Colombia-Massacre

8-13-1995
^By ANDREW SELSKY=
^Associated Press Writer=
   BOGOTA, Colombia (AP) _ Unidentified gunmen opened fire in a dance hall in a strife-ridden region of northwest Colombia, methodically killing at least 14 people, some as they tried to run out the door to escape.
   Authorities said they had no clues as to who was responsible for the massacre Saturday night in Chigorodo, a town in the banana-growing Uraba district. But they said it was likely connected to the political violence that has plagued the region.
   As young men and women, many of them workers in the banana fields surrounding the town, drank and danced at the Aracatazzo bar, assailants armed with assault rifles walked inside and opened fire.
   "They didn't say a word. They just began shooting. Even the bar owner was killed," Army Col. Manuel Perez told The Associated Press in a phone interview from the army's 17th Brigade, which is investigating the massacre.

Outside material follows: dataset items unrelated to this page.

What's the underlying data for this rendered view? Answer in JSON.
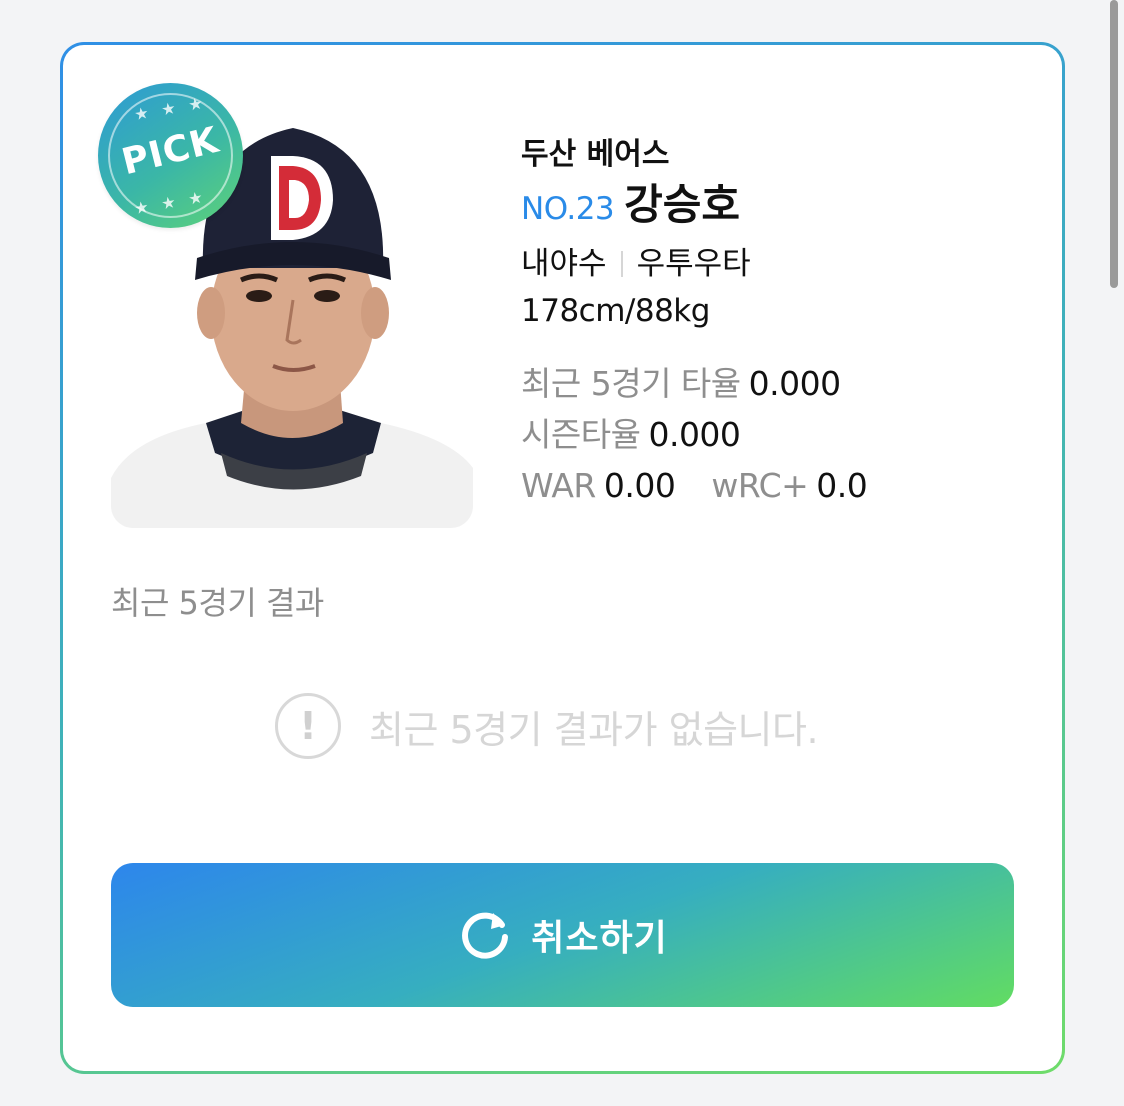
{
  "badge": {
    "label": "PICK"
  },
  "player": {
    "team": "두산 베어스",
    "number": "NO.23",
    "name": "강승호",
    "position": "내야수",
    "bats_throws": "우투우타",
    "body": "178cm/88kg"
  },
  "stats": {
    "recent5_avg_label": "최근 5경기 타율",
    "recent5_avg_value": "0.000",
    "season_avg_label": "시즌타율",
    "season_avg_value": "0.000",
    "war_label": "WAR",
    "war_value": "0.00",
    "wrc_label": "wRC+",
    "wrc_value": "0.0"
  },
  "recent": {
    "title": "최근 5경기 결과",
    "empty_message": "최근 5경기 결과가 없습니다."
  },
  "actions": {
    "cancel_label": "취소하기"
  },
  "colors": {
    "accent_blue": "#2a8be8",
    "gradient_start": "#2d86ec",
    "gradient_end": "#62dc62"
  },
  "icons": {
    "badge": "pick-badge",
    "empty": "exclamation-circle-icon",
    "cancel": "refresh-icon"
  }
}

   Gunmen were reportedly posted on streets outside to kill anyone trying to escape. There was at least one survivor, a man who was wounded, according to radio reports. The man refused to talk to reporters. Perez said investigators were having trouble getting information because witnesses were afraid to talk.
   Perez denied radio reports that said the gunmen had a list of names of their intended victims.
   "It's a horrible thing, to see all the bodies strewn about the floor," a local priest, Luis Carlos Sanchez, told RCN Radio.
   A police officer reached by telephone in Chigorodo said 18 people were killed in the bar and on the street outside. But Perez said four of those deaths appeared to be unrelated.
   Authorities suspected that either right-wing paramilitary groups, which target suspected guerrilla sympathizers, or leftist rebels were responsible for the killings, army officials said.
   Leftist rebels have been fighting the government in Colombia for more than three decades. Paramilitary groups began forming in the early 1980s in many rural areas to protect landowners from leftists pushing for more equal distribution of the nation's resources.
   In a report last year, the Andean Commission of Jurists, a human rights group, identified the Uraba district, near the Panamanian border, as one of the most violent in Colombia, with an average of three politically motivated killings per day.
   In January 1994, gunmen believed to be leftist guerrillas killed 35 people in Apartado, 15 miles north of Chigorodo. The victims had been attending a street party in a neighborhood that supported a political group _ the Hope, Peace and Freedom Party _ composed of demobilized rebels.